The flooding out of the toilet "finally stopped at about 11 a.m.," Cook happily reported. She and her husband have arranged to have the basement professionally cleaned.

On Fuller Avenue in the City of Tonawanda, residents awoke to water in the basement and their entire street flooded. There was so much water that it turned garbage totes into garbage floats.

"The street was under a foot of water, and it was garbage night, so every garbage tote on the street got flipped over and floated away," said resident Mike O'Connor, 65. "The garbage truck came and they grabbed what they could, but there was still 6 inches of water in the street.

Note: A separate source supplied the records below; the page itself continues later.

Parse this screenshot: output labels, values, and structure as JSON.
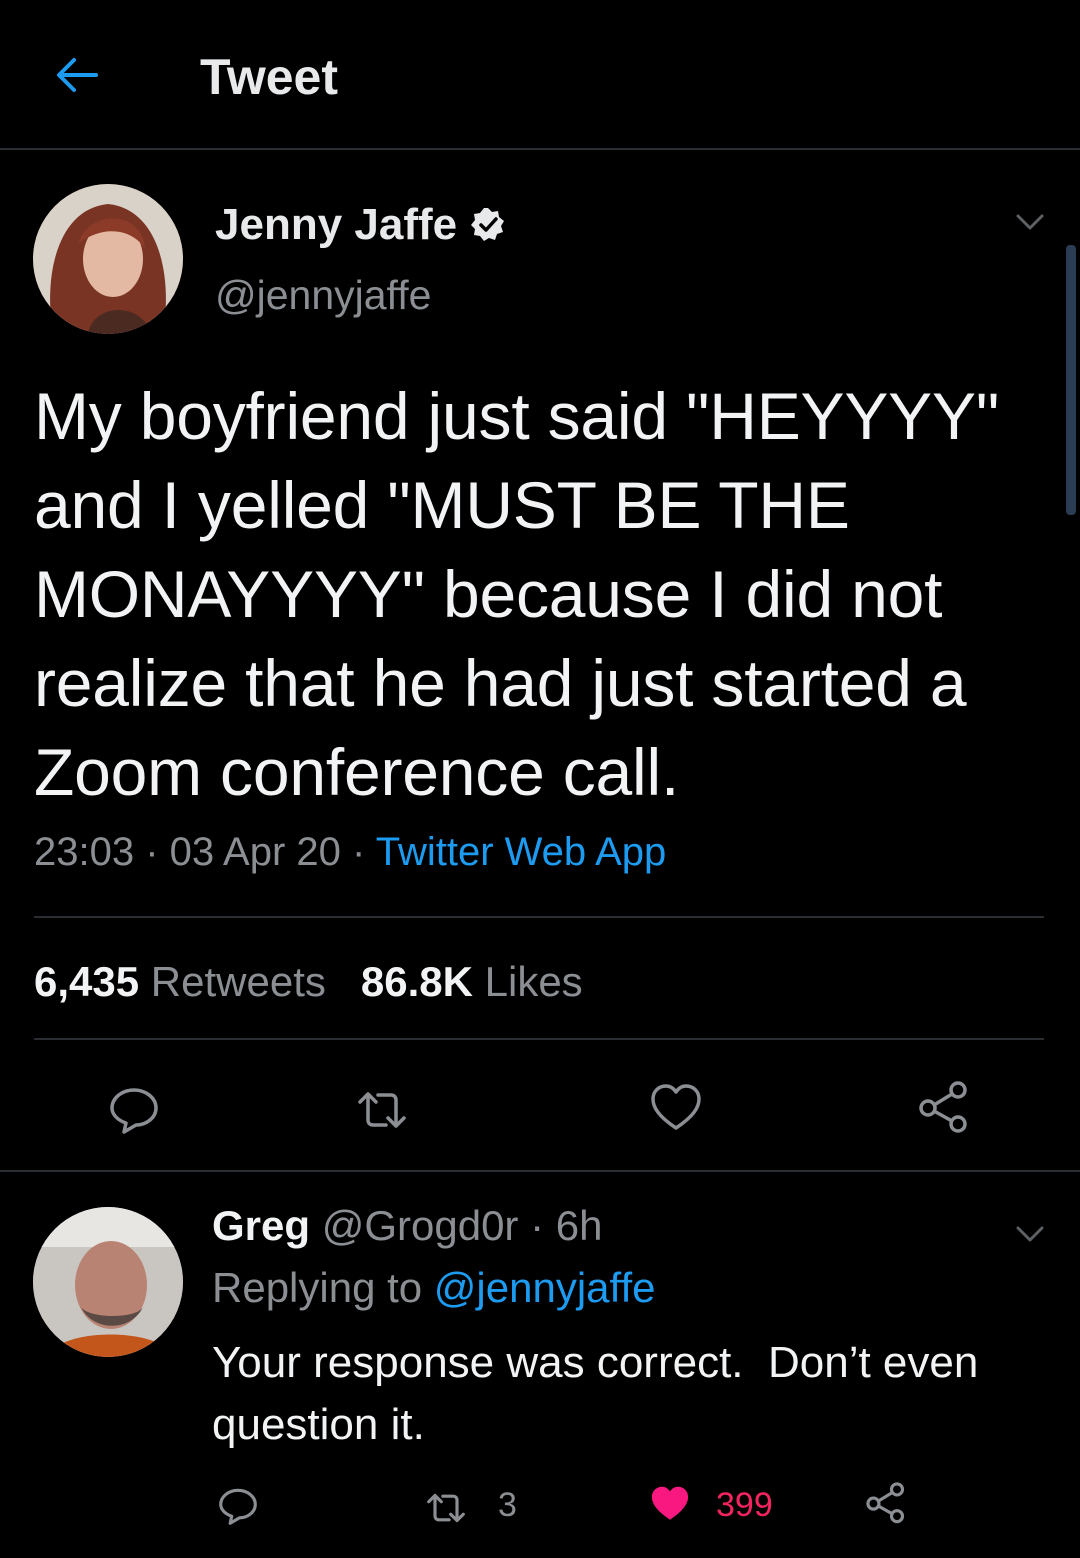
{
  "header": {
    "title": "Tweet"
  },
  "colors": {
    "background": "#000000",
    "accent": "#1d9bf0",
    "like": "#f91880",
    "muted": "#8b8f94"
  },
  "tweet": {
    "name": "Jenny Jaffe",
    "verified": true,
    "handle": "@jennyjaffe",
    "text": "My boyfriend just said \"HEYYYY\" and I yelled \"MUST BE THE MONAYYYY\" because I did not realize that he had just started a Zoom conference call.",
    "time": "23:03",
    "date": "03 Apr 20",
    "source": "Twitter Web App",
    "retweets": "6,435",
    "retweets_label": "Retweets",
    "likes": "86.8K",
    "likes_label": "Likes"
  },
  "reply": {
    "name": "Greg",
    "handle": "@Grogd0r",
    "age": "6h",
    "replying_label": "Replying to",
    "replying_to": "@jennyjaffe",
    "text": "Your response was correct.  Don’t even question it.",
    "retweets": "3",
    "likes": "399"
  },
  "icons": [
    "back-arrow-icon",
    "verified-badge-icon",
    "chevron-down-icon",
    "reply-icon",
    "retweet-icon",
    "heart-icon",
    "share-icon"
  ]
}
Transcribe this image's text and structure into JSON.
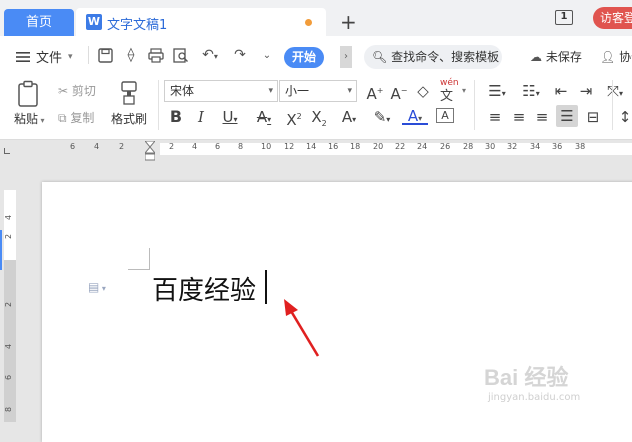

"By 7:30 the water went down, and the whole neighborhood was out cleaning up everybody else's front yards, picking up the garbage and throwing it back in the totes. An hour later they sent the street cleaners and they got the rest. They cleaned up real good."

Garbage totes on Fuller Avenue in the City of Tonawanda became garbage floats Wednesday. (Photo courtesy of Mike O'Connor)

O'Connor said that by 11 a.m. it looked like a normal sunny day outside despite the havoc of the morning, when water was over the sidewalk on both sides of the street, "up to the houses," O'Connor said.

He has lived on the street for 40 years, and he said the only other time he's seen flooding like this was 25 years ago.

"The city did all they could with the rain that came down," he said. "The fire department was out at 5 a.m. They did all they could, so no complaints there."

O'Connor has a sump pump equipped with a water alarm, which he heard go off at 5 a.m. He found 6 inches of water in his basement, which he expelled from the house with an additional pump.

"It was just coming in faster than it would pump out," he said of the sump pump.

That was also the case for Matthew Schultz, a City of Tonawanda resident who experienced basement flooding for the first time in 13 years.

"During the night we heard a hard rain and we heard the sump pump go off, and didn't think anything of it," said Shultz, 35, who lives on Virginia Street. "We went back to bed, and woke up to water in the basement and we're like, ahhh, that's not what's supposed to happen."

"The sump pump was just going nonstop," said Schultz, who said he had about an inch of water in the basement but avoided significant damage since his items were elevated on pallets.